Şehirde başı sonu belli olmayan adeta kendi karmaşasıyla bütünleşmiş düzenli bir akın vardı. İnsanı hipnoz edebilecek güçte bir karmaşaydı bu. Biçâre bedenime çarpan insanlar arasında aklımı kaybedecek gibi oluyordum her defasında, düşünme yetim oracıkta kanatlanıp uçacaktı sanki! Omzuma teğet geçen darbelerin, pabucumun üzerinde iz bırakan sert adımların, bavulumu sallandıran hengâmenin karşısında buraya ait olmayışımın dürtüleri vardı bilhassa bu itilip kakılmalarım ayağımı yerden kesiyor, bana yeni düşüşlerin tez elden haberini veriyorlardı. Bedenimin bu çağrıya kayıtsız kalışı dokuz bilemediniz on saniye kadar sürdü ve yer ayağımın altından kaydı gitti. Biraz sonra kalabalık beni oracıkta yakalayıverdi, cehalet mayasıyla yoğurdu ve sonunda şehrin bir köşesine buruşturulmuş kağıt parçası gibi savurdu.

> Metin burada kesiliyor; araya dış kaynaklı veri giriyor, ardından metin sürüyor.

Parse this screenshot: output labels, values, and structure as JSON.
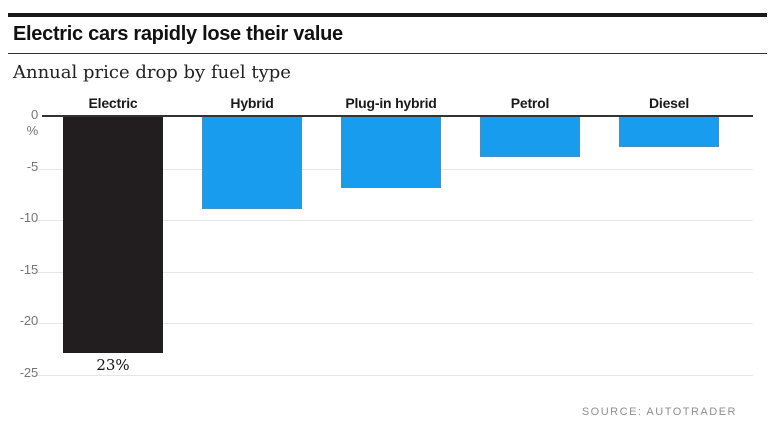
{
  "header": {
    "title": "Electric cars rapidly lose their value",
    "subtitle": "Annual price drop by fuel type"
  },
  "footer": {
    "source": "SOURCE: AUTOTRADER"
  },
  "colors": {
    "accent_black_bar": "#221e1f",
    "accent_blue": "#189dee",
    "axis_line": "#333333",
    "gridline": "#e6e6e6",
    "tick_label": "#757575",
    "source_text": "#8f8f8f"
  },
  "chart_data": {
    "type": "bar",
    "title": "Electric cars rapidly lose their value",
    "subtitle": "Annual price drop by fuel type",
    "categories": [
      "Electric",
      "Hybrid",
      "Plug-in hybrid",
      "Petrol",
      "Diesel"
    ],
    "values": [
      -23,
      -9,
      -7,
      -4,
      -3
    ],
    "bar_colors": [
      "#221e1f",
      "#189dee",
      "#189dee",
      "#189dee",
      "#189dee"
    ],
    "data_labels": [
      "23%",
      null,
      null,
      null,
      null
    ],
    "xlabel": "",
    "ylabel": "%",
    "yticks": [
      0,
      -5,
      -10,
      -15,
      -20,
      -25
    ],
    "ylim": [
      -25,
      0
    ],
    "grid": true,
    "legend_position": "none",
    "category_label_position": "above-bars",
    "source": "SOURCE: AUTOTRADER"
  }
}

Önceden olsa burun kıvırdığım o küçük dairemizin hasretini çekiyordum işte! İki göz odaya sığdıramadığım bedenim koskoca caddelerden taşıyordu; meğer ben, ruhumun başını sokacağı bir yuva arayışı içerisinde savrulup durmuşum yıllarca. Evden kaçışlarım, yolumu bulamayışlarım, sokağın başında takılı kalışlarım, hep bundanmış! Fakat mümkün değil, bu kez sokakları yuvam belleyemezdim. Ocağın soğuk bağrında, gittikçe ağırlaşan bavulumla ve aklımın son kırıntılarıyla pişmanlık duygusunun insanı hatasına hapsetmesinden duyduğum korkuyu, kendime istinat duvarı yaparak tanımadığım bedenleri yolundan çevirip soru yağmuruna tutmuştum. Kimlerin kolunu çevirdiysem hep bir başkasının önüne iteklenirken buldum kendimi. Sahici mi olduklarını anlayamadığım bir söylemle "bilmiyorum" tümcesinin belki aynı gün defalarca kez tekerrüre mağlup oluşu, beni arayışım konusunda da aynı şekilde mağlup etmişti.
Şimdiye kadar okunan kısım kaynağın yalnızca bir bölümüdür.